Forse è allora da detronizzare l’idea aulica della consapevolezza di sé come sete di conoscenza. Perché, in fondo, la consapevolezza che ci occorre è nel contributo che ne otteniamo, attraverso le parole che troviamo per dire di noi. Rivolgendoci introspettivamente verso noi stessi, ricostruiamo la nostra identità da poter guardare e credere di averla voluta, quanto meno capita. Forse, essere consapevoli non riguarda quel che si sa di sé, ma quel che si fa di ciò che ci diciamo di essere.

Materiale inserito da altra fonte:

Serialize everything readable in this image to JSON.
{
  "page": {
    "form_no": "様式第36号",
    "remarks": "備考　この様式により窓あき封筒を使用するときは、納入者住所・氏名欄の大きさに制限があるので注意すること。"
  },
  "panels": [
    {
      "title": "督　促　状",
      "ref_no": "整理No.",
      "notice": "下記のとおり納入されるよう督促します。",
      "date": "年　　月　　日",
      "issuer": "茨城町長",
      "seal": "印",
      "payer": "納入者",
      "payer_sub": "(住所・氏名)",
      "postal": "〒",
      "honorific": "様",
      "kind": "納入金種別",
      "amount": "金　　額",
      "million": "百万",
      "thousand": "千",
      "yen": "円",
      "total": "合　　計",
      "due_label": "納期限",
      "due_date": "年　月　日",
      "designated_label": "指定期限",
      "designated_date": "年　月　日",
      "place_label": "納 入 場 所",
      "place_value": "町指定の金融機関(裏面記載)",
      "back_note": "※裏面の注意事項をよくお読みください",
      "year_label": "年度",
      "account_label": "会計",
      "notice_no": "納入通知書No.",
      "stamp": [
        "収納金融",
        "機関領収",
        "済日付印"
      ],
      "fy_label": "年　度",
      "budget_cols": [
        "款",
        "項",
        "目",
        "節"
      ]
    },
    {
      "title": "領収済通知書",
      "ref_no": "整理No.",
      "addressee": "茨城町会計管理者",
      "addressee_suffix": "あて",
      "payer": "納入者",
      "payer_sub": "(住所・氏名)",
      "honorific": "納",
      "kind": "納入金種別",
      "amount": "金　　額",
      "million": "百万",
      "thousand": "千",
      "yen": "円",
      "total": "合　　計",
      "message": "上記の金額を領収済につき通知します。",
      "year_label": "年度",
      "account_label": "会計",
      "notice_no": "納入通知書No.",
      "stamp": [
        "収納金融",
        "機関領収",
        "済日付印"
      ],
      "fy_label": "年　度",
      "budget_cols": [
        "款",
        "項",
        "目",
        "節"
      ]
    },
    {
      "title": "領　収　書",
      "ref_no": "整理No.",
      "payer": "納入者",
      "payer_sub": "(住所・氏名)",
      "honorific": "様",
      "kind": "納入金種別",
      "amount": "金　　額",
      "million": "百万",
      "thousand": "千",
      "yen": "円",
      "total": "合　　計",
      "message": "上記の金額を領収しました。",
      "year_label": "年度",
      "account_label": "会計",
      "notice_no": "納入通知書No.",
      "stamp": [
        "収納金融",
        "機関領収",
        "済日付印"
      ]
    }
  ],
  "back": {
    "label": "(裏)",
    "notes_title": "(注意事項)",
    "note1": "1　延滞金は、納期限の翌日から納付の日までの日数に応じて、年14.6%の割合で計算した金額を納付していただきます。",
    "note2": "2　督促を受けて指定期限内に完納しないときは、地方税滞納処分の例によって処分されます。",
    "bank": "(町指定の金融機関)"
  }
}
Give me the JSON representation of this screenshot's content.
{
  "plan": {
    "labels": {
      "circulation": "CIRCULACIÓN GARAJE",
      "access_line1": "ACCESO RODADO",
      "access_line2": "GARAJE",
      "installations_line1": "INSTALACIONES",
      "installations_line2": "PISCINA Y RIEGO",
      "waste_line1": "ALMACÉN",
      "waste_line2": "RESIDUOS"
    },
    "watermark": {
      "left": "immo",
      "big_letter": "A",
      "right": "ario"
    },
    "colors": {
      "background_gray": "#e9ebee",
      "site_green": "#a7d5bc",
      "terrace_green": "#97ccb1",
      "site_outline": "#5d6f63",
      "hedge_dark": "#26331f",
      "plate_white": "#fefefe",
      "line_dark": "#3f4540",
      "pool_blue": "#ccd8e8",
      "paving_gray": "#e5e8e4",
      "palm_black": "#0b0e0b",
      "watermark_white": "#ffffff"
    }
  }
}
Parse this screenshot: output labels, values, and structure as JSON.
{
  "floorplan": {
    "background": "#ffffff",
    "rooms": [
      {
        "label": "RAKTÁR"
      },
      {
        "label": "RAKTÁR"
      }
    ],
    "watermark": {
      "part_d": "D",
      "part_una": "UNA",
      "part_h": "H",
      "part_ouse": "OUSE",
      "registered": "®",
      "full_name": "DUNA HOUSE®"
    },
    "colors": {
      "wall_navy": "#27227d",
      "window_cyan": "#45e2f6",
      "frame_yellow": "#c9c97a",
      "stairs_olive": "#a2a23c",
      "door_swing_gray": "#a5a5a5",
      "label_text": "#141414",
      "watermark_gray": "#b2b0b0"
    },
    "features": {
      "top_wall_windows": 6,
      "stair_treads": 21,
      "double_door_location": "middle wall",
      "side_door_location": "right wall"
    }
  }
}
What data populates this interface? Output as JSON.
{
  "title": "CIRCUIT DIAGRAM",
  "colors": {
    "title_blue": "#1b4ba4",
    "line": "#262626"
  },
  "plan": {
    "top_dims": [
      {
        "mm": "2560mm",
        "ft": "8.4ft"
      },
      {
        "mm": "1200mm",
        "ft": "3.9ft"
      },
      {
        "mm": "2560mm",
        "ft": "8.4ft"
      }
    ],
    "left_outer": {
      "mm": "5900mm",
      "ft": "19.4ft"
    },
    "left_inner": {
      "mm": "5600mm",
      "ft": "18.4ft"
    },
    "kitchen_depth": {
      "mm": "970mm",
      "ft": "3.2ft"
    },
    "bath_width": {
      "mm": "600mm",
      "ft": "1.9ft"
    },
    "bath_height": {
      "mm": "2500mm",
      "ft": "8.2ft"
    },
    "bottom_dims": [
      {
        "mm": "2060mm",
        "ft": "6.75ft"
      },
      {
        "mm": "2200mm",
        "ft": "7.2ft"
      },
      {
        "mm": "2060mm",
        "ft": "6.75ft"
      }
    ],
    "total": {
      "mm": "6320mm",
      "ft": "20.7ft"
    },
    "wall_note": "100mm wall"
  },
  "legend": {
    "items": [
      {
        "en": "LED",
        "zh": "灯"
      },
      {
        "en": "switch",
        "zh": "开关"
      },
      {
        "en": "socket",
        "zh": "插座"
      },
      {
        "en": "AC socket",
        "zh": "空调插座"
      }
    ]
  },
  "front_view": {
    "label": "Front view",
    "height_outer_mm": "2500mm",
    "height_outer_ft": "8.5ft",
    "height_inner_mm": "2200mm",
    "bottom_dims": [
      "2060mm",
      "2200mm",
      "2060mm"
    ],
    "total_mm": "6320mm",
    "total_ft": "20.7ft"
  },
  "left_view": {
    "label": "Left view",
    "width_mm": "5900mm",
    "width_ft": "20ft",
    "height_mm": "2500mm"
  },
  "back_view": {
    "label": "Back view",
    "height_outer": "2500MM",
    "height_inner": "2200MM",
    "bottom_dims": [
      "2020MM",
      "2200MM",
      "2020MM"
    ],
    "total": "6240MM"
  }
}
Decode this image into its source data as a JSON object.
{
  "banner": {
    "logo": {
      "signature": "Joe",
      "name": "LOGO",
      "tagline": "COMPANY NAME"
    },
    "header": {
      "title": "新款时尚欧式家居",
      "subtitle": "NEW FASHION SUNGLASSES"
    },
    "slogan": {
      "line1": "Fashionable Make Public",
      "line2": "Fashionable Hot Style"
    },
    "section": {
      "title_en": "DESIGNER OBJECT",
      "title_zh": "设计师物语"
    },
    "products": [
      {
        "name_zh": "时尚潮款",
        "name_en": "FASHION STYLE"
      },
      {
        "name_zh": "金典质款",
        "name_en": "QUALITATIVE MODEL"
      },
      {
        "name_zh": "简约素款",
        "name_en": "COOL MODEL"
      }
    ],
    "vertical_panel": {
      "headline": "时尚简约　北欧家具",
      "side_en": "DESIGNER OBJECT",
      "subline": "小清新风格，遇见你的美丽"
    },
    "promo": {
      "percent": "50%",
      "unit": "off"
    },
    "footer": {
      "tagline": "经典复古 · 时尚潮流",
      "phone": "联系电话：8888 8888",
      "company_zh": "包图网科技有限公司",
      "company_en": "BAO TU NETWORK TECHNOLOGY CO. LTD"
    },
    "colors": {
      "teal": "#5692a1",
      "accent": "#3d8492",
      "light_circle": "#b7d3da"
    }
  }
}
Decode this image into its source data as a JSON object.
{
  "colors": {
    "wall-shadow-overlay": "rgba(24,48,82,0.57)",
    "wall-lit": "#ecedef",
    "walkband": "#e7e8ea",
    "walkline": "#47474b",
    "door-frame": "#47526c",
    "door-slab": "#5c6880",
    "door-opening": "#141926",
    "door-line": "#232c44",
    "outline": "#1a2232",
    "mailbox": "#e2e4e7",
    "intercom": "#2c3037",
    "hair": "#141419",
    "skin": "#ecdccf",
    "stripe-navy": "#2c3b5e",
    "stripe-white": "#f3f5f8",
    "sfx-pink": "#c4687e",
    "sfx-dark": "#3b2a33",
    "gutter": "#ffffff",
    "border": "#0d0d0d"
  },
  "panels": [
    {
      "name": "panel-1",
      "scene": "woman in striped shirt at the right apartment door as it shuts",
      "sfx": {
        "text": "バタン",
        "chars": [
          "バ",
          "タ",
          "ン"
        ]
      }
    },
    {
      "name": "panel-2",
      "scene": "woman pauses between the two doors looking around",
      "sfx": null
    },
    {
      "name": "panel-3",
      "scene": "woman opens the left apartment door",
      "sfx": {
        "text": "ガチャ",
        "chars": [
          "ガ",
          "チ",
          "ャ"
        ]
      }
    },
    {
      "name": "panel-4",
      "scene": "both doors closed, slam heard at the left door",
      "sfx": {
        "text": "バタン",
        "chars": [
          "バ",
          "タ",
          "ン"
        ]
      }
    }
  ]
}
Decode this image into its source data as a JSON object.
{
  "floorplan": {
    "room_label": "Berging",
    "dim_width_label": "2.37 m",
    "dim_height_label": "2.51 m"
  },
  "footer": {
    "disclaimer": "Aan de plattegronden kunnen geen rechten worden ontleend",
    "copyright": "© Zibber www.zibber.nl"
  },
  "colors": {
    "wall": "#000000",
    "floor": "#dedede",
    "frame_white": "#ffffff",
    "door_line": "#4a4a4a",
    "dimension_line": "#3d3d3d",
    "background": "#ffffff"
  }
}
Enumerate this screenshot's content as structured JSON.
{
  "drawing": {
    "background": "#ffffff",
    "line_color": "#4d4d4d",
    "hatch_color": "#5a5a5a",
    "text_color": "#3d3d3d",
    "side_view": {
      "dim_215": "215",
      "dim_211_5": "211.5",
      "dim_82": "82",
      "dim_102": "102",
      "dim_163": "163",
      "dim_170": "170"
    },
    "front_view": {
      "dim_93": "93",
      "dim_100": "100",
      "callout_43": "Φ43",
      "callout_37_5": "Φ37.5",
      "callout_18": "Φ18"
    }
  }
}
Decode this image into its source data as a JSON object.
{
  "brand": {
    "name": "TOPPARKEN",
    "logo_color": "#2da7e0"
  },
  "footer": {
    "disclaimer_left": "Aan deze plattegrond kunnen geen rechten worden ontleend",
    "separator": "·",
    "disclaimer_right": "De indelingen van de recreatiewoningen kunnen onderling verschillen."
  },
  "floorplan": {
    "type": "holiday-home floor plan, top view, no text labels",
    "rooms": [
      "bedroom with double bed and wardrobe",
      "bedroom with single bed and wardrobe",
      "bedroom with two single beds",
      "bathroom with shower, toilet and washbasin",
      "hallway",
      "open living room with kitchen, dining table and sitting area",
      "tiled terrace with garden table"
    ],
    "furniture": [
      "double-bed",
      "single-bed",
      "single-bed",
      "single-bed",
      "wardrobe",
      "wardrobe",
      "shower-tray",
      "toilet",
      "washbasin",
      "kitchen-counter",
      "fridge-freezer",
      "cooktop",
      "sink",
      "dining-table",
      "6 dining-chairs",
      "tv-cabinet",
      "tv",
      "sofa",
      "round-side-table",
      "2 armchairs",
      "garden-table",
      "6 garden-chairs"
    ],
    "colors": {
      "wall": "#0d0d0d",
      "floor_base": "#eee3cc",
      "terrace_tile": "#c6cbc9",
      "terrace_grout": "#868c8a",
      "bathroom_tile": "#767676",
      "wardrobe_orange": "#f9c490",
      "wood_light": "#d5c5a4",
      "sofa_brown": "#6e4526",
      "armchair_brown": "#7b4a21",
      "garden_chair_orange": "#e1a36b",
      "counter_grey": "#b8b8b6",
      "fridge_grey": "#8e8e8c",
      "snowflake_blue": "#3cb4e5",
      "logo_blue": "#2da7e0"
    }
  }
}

Così, allora assume una sua direzione precisa il tempo e lo sforzo di conoscersi e di conversare con sé. Perché soprattutto abbiamo bisogno di approfondire chi pensiamo di essere, di interrogarci per correggere, rimodulare e completare come descriviamo quel che sentiamo e viviamo quando quel che pensiamo di essere non ci basta. Quando non ci basta per essere efficaci, soddisfatti o felici. Quando non ci basta per sentirci bene con noi stessi e la vita che viviamo. Allora in questi casi, nei quali chi crediamo di essere non ci aiuta abbastanza ad essere chi vogliamo essere, ci soccorre e occorre porci domande, sulle origini delle nostre emozioni e delle nostre scelte, dei nostri pensieri e dei nostri desideri, su ciò che si muove nell’ombra in noi stessi. Per trovare nuovi e aggiuntivi contenuti alla nostra consapevolezza. Che sono veri? Poco importa, quel che importa è che questo incremento, che crediamo un’arricchita conoscenza di sé, ci sia utile e ci rafforzi.